片言只语、偶然相逢,在想象丰富、热情如火的人看来,都可能变成证据。
——席勒
第二天,他又碰到诺贝和他妹妹在谈论他。他一来,又是死一般的沉默,像头一天一样。他的怀疑简直是无边无际了。“这些可爱的年轻人是不是打算拿我开玩笑?应该承认,这很可能,也很自然,德·拉莫尔小姐怎么会爱上一个可怜的小秘书呢!首先,这些人懂得爱情吗?欺骗才是他们的特长。他们妒忌我这一点口才,而妒忌是他们的弱点。这样一解释,就一通百通了。德·拉莫尔小姐要我相信她看上了我,其实,她只是要我在她的未婚夫面前出丑。”
这个无情的怀疑完全改变了于连的精神状态,毫不费力就摧毁了在他心里萌芽的爱情。这种爱情的基础只不过是玛蒂德出众的美丽,或者不如说是她王后般的派头和令人倾倒的盛装。在这方面,于连还不过只是一个暴发户。一个上流社会的漂亮女人,可以肯定地说,最能使一个初见世面、聪明伶俐的乡下人目瞪口呆。在前几天,使于连朝思暮想的,当然不是玛蒂德的性格。
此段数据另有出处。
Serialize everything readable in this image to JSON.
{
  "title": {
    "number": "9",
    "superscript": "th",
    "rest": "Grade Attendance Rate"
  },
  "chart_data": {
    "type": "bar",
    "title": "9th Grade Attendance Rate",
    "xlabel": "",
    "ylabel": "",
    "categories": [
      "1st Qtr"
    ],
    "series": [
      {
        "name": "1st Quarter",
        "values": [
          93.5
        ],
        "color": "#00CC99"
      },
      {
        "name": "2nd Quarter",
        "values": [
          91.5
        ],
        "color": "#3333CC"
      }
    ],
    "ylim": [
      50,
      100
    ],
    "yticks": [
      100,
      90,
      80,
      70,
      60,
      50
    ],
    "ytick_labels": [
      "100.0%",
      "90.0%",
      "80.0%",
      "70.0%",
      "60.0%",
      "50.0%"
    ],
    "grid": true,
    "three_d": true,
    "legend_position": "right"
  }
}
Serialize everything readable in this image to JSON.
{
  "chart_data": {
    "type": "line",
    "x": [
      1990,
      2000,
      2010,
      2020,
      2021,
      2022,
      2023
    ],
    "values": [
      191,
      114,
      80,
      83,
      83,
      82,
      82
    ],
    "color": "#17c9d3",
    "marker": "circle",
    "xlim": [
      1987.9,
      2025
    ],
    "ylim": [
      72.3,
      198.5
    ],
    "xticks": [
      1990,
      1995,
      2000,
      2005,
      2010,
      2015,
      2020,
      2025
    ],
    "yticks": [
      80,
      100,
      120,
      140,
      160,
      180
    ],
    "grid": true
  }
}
他的头脑相当清楚,知道自己并不了解这种性格。他看到的可能只是表面。
比如说,玛蒂德星期天要做弥撒,无论如何也不能不去;几乎每天她都要陪母亲上教堂。如果在德·拉莫尔府的客厅里,有人粗心大意,忘了身在何处,竟敢出言不逊含沙射影,损及王室或教会真真假假的利益,那时,玛蒂德会立刻脸色一变,冷若冰霜。她那锋芒毕露的眼睛也恢复了高不可攀、无动于衷的神色,就像一张古老家族的画像一样。
其实,于连已经抓到了把柄,知道她经常在卧房里偷读伏尔泰的哲学著作。他自己时常把这部精装书带几本回去。他把旁边的每一本书都挪开一点,免得人家发现他拿走了一本,但是不久他就看出,读伏尔泰的不止他一个人。他心生一计,让神学院的故伎重演,把几根鸟毛放在他认为玛蒂德会感兴趣的书上。果然不出所料,这几本书不翼而飞,几星期后才放回原处。
德·拉莫尔先生对书店送来的虚构捏造的《回忆录》看得不耐烦了,吩咐于连去采购有点刺激性的新书。但是为了书中的毒素不在家中传播,秘书奉命把新书放在侯爵房里的小书架上。但是不久他就发现,新书只要稍微有点反对王室和教会的利益,就会不知去向。可以肯定,读新书的决不会是诺贝。
于连过高估计了这个故技的试演,他以为德·拉莫尔小姐是个马基雅维里式的两面派。这种所谓的表里不一,在他眼里却有一种魅力,几乎可以说是她精神上唯一的魅力。他对口是心非、传道说教感到厌倦,所以反而走向另一个极端。
牵着他的鼻子走的,与其说是爱情,不如说是他自己的想象。
德·拉莫尔小姐窈窕的身材,高雅的打扮,白嫩的双手,漂亮的胳膊,“从容”的举动,使他浮想联翩,而他爱上的正是他自己的想象。而为了增加想象的魅力,他把她当作一个卡特琳·德·美弟奇王后。他把她的性格想象得高深莫测,阴险无比。他年轻时羡慕过马斯隆·弗里莱、卡斯塔内德之流,这种阴险的性格正是他们的理想。概括地说,这就是他想象中的巴黎。
认为巴黎人的性格高深莫测、阴险无比,还有什么比这种想象更可笑的呢?
“可能‘这三个’人在把我当傻瓜,”于连心想,如果你没有看到他瞧玛蒂德时,眼睛里露出的阴郁而冷淡的表情,你就猜不透他的性格。当德·拉莫尔小姐三番两次大胆向他表示友好时,使她大吃一惊的是,他的回答只是尖酸刻薄的反话。
这个年轻小姐生性冷漠、烦闷,对才华很敏感,忽然受到古怪的刺激,反倒变得要多热情有多热情了。但是玛蒂德的性格也有高傲的一面,把自己的幸福寄托在别人身上,这种感情一产生,就使她觉得忧郁,心情沉重。
于连来巴黎后也增长了见识,看得出这不是烦闷无聊、枯燥无味所产生的忧郁。再说,她也不像从前那样贪恋晚会、跳舞、看戏、寻欢作乐,而是能避免就避免。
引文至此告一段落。